As you can see there are various layers here. If we start with what has become the modus operandi for QE which is facilitating and financing government spending then it is a success. The UK can borrow both in size and extremely cheaply right now. That is a good idea for the crisis but of course we know that such things have a habit of becoming permanent and then the issue changes.

Next we see that larger companies will be pleased with the Bank of England action including some foreign ones. This creates problems because whilst I do not want companies to fail because of cash flow issues created by the pandemic we arrive yet again at the Zombie businesses issue. One of the reasons we spent so much time in the credit crunch was that the march of the Zombies just carried on and on and on. In this category we can class the banks because in spite of the “resilient” rhetoric and all the support we see that we are invested in Royal Bank of Scotland at around a fiver compared to a share price of £1.10.

Smaller companies will be wondering when the help will start? Let me take you back to March 26th.

Hopefully my late father is no longer spinning quite so fast in his Memorial Vault ( these things have grand names).  That is assuming ashes can spin! We seem to be taking a familiar path where out of touch central bankers claim to be boosting business but we find that the cheap liquidity is indeed poured into the banks.

As to mortgage lending we see that the banks will be getting liquidity at 0.1%, but they are piling debt excuse me help on borrowers at a lot higher rate.
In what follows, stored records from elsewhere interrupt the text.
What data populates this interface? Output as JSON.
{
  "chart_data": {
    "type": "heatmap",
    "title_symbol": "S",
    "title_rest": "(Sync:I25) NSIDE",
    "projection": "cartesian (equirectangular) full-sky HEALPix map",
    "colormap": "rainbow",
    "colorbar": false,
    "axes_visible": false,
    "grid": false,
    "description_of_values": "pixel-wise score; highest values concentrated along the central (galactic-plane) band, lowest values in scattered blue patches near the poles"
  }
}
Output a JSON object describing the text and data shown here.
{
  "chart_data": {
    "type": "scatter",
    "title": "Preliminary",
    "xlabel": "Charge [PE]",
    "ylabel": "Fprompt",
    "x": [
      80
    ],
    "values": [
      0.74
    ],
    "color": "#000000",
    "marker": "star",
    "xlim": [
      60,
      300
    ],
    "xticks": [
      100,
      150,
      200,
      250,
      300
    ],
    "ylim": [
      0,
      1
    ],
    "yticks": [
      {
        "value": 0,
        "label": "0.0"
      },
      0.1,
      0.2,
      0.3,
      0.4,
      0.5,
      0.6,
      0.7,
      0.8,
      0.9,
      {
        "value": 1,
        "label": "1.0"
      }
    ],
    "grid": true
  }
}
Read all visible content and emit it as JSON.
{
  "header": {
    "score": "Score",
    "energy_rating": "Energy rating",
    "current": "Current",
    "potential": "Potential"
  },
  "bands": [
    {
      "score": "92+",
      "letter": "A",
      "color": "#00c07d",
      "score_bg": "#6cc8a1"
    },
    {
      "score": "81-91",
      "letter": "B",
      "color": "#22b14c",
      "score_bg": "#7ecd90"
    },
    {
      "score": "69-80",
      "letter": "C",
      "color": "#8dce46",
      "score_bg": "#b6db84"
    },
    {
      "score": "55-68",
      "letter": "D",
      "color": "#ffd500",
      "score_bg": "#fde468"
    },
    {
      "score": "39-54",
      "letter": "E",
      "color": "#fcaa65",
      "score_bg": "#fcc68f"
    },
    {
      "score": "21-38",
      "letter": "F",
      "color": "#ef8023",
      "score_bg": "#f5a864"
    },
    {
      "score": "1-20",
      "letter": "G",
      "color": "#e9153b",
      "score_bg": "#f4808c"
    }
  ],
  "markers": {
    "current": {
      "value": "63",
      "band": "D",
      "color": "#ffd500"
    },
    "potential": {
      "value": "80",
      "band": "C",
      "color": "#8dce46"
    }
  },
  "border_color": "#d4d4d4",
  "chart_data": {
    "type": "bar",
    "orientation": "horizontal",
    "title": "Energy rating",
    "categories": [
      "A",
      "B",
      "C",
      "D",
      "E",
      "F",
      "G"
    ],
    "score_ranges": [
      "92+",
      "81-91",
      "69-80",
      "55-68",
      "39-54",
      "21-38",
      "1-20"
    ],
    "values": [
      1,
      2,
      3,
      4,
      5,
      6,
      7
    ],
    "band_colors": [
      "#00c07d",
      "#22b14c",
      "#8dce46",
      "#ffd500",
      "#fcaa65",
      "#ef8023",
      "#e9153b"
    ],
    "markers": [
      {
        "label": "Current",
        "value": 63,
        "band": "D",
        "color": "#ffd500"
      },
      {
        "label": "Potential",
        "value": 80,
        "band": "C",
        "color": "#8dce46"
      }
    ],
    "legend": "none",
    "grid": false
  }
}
So it is a patchy report card where there are successes but they are not reaching the ordinary person or business. Reality contrasts starkly with the words of Governor Carney from the 11th of March.

I’ll just reiterate that, by providing much more flexibility, an ability to-, the banking system has been put in
a position today where they could make loans to the hardest hit businesses, in fact the entire corporate
sector, not just the hardest hit businesses and Small and Medium Sized enterprises, thirteen times of
what they lent last year in good times.